Wordsworth believed that poetry "takes its origin from emotion recollected in tranquility"
Thursday, February 28, 2013 was a very interesting day for me. I’ve several websites I check each morning, and The Writer’s Almanac entry set the tone for my day.
The poem for that day, one in free verse, which to me means it doesn’t rhyme and has no meter, was Breakfast, by Joyce Sutphen. An o.k. poem, quite a bit toward the prose side of writing, but evoking a pleasant scene. I thought a bit about it and decided it made for a nice memory.
The single birthday entry for the day was that of novelist Colum McCann. I’d never come across any of his writings. What struck me was this bit: He has had a happy life, he says, the kind that doesn't make for an interesting story. He said, "For me, the logical conclusion is that I have to write outside my life." All day long that Thursday I thought about how my own happy life was the same – the kind that doesn’t make for interesting writing.
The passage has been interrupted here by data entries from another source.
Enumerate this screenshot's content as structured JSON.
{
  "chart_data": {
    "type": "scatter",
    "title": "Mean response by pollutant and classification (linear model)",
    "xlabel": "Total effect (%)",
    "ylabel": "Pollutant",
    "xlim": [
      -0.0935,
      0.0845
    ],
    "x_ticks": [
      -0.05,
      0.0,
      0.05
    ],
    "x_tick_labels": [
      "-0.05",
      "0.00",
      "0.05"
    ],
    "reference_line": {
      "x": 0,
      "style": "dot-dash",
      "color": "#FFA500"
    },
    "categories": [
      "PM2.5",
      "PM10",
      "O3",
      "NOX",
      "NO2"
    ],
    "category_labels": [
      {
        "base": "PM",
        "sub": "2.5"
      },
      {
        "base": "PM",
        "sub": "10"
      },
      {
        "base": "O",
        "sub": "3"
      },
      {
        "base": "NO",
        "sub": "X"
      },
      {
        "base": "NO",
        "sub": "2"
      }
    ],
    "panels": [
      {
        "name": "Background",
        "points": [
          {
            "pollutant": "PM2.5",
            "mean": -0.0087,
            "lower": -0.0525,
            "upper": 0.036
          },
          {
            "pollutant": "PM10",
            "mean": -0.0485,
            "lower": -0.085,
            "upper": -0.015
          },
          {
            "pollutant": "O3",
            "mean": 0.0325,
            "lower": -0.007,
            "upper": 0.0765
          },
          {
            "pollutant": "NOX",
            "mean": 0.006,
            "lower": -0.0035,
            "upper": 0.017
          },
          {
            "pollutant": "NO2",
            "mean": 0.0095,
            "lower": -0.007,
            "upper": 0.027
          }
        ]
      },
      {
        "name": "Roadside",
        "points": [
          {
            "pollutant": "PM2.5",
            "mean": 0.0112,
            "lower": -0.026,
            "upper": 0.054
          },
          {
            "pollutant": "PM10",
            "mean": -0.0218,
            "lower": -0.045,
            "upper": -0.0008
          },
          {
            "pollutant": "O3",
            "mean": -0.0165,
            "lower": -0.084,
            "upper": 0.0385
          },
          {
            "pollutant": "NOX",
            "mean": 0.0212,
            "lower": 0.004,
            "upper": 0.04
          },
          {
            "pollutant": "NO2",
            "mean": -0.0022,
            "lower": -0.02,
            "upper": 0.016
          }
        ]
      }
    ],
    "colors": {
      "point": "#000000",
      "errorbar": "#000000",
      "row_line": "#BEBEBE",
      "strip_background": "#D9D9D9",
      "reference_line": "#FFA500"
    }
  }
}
Yet in that poem about breakfast with her father, Sutphen took the memory of a brief moment in an ordinary morning from a happy but probably otherwise, for many, uninteresting life, and made a web-worthy poem. Uninteresting lives don’t make for interesting novels, but they’ve got lots of poem potential.
I wish I was a poet. I’ve many interesting bits that might come out well as poetry if I just write them out as a sentence and then rearrange it into a few stanzas. It’s something to think about. Could I do that?
Then – two days later on March 2, came this poem, The Key, by Jane Hirshfield. It too is about a morning, but very different, still free verse, but not just a slice of life. I’m torn as to which of the two I like best. --- I’m still torn, and I’m writing this on March 10th. I’ll post it when I’ve got an opening.